ABI Research reports VoD will start to make an impact on television programming within five years, a move that will trump traditional TV scheduling as people choose their own times to watch a movie.

“Movies shown on a schedule won’t interest consumers much because they’ll be able to go to a VoD portal at any time and pick out any movie that’s ever been made,” Michael Arden, ABI Research principal analyst of broadband and residential entertainment technologies, said in a statement.

VoD’s success, currently the domain of satellite and cable operators, will depend on the rollout of IPTV, the broadband service that’s just beginning to gather steam among incumbent telephone carriers like Verizon and SBC .

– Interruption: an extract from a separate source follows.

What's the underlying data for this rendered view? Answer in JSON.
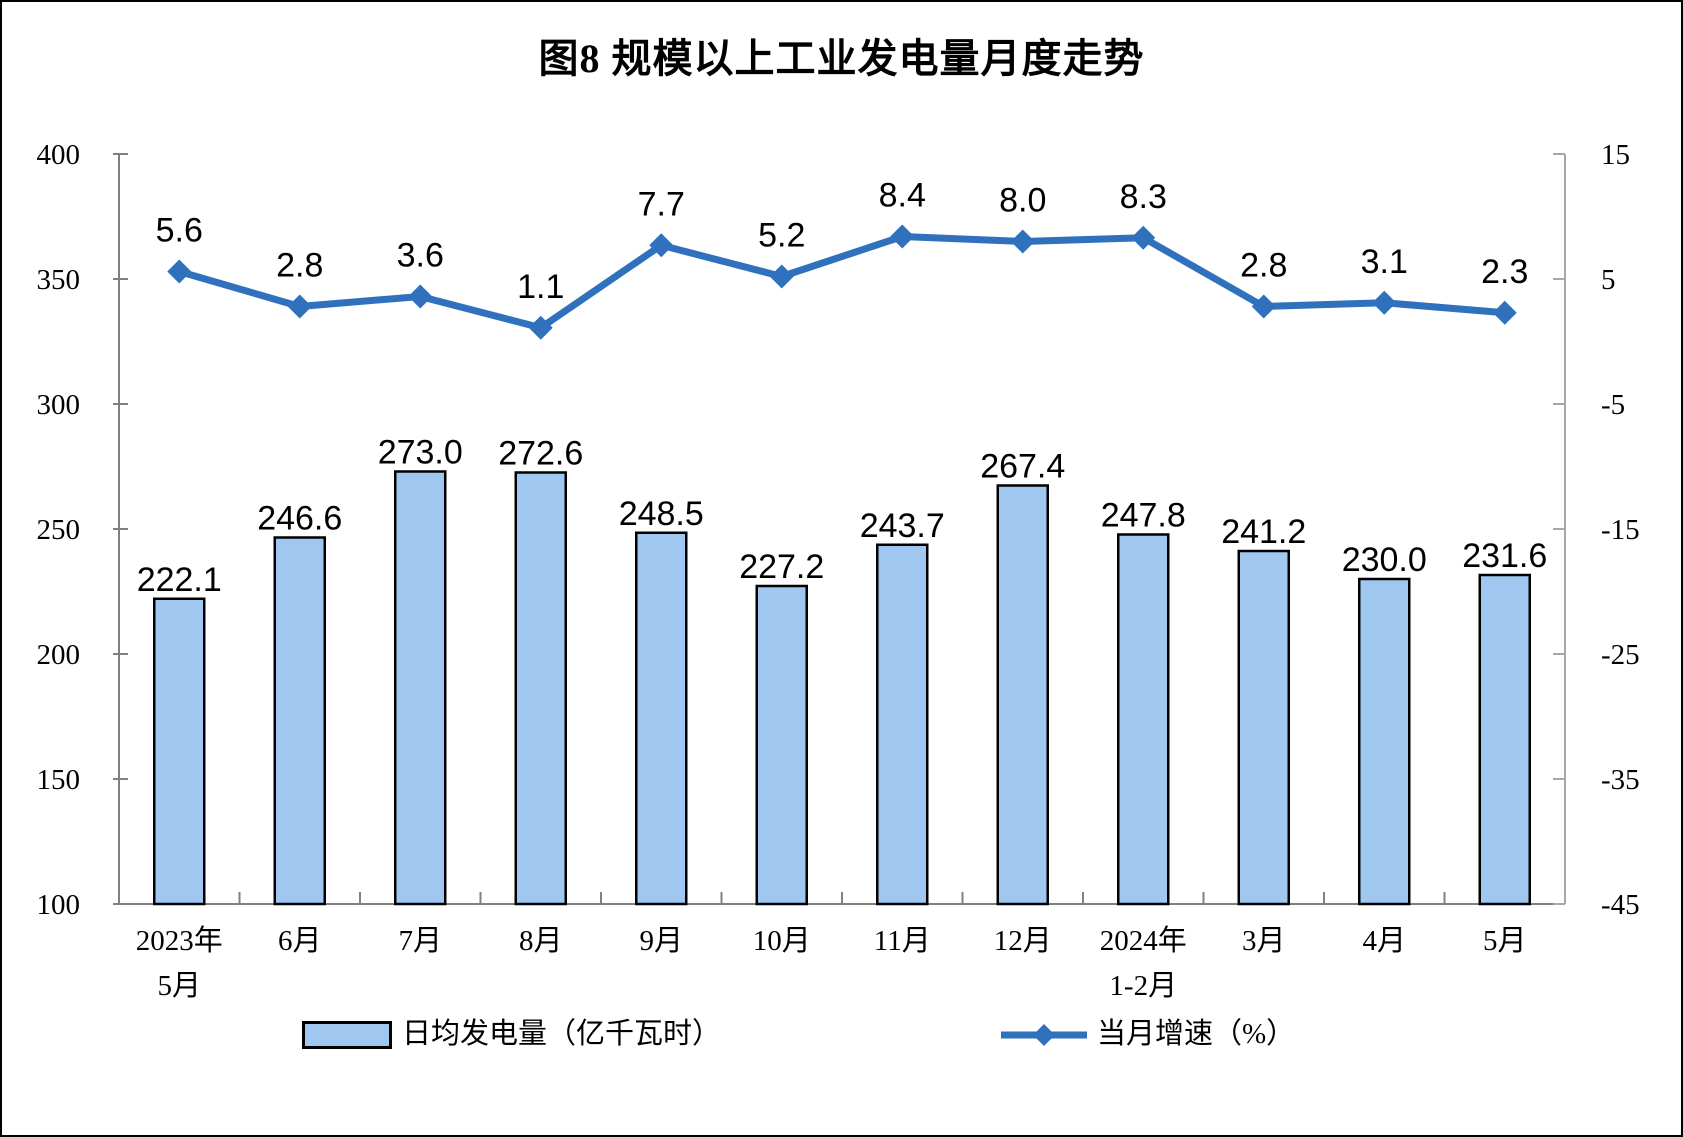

While the ABI Research report notes IPTV will be a key factor in VoD’s growth, the Baby Bells will need to upgrade their older DSL and fiber-to-the-home (FTTH) networks.

SBC late last year accelerated its fiber rollout plans after the Federal Communications Commission (FCC) ruled not to regulate the price Bells could charge to competitors who want to use the fiber for their own services.

Verizon has pledged $3 billion to roll out fiber in the next two years.

IPTV service, and VoD by extension, should begin to pick up soon. Last week, Texas became the first state in the U.S. to waive the requirement that forces Bells to sign franchise agreements with individual communities.

While the Texas law is controversial, telecom carriers say they will now be able to provide television service much quicker in the state.

Despite infrastructure concerns among the Bells, cable operators are seeing dramatic growth in the number of VoD users, reports market research firm In-Stat.

At the end of 2004, there were 7.5 million cable-based VoD users worldwide, a number that’s expected to grow to 13 million by the end of the year and 34 million in 2009.

Cable companies, according to a report published by the firm Wednesday, are looking at free-on-demand (FoD) as a way to differentiate their service from satellite operators. The research notes that while there has been a 55 percent increase in VoD revenues from 2003 to 2004, revenues continue to lag behind user growth as FoD becomes more popular.

In-Stat reports 25 percent of all U.S. cable TV subscribers have tried VoD. The cost to deliver VoD, in equipment and network operations costs, has dropped from $300 per video stream to $250 from mid-2004 to mid-2005.

ABI Research indicates operators are looking to cut costs even further by purchasing production companies to create their own content, “because they want to be able to control the way content is produced, and they can cut out the middleman to maximize revenue,” Arden stated.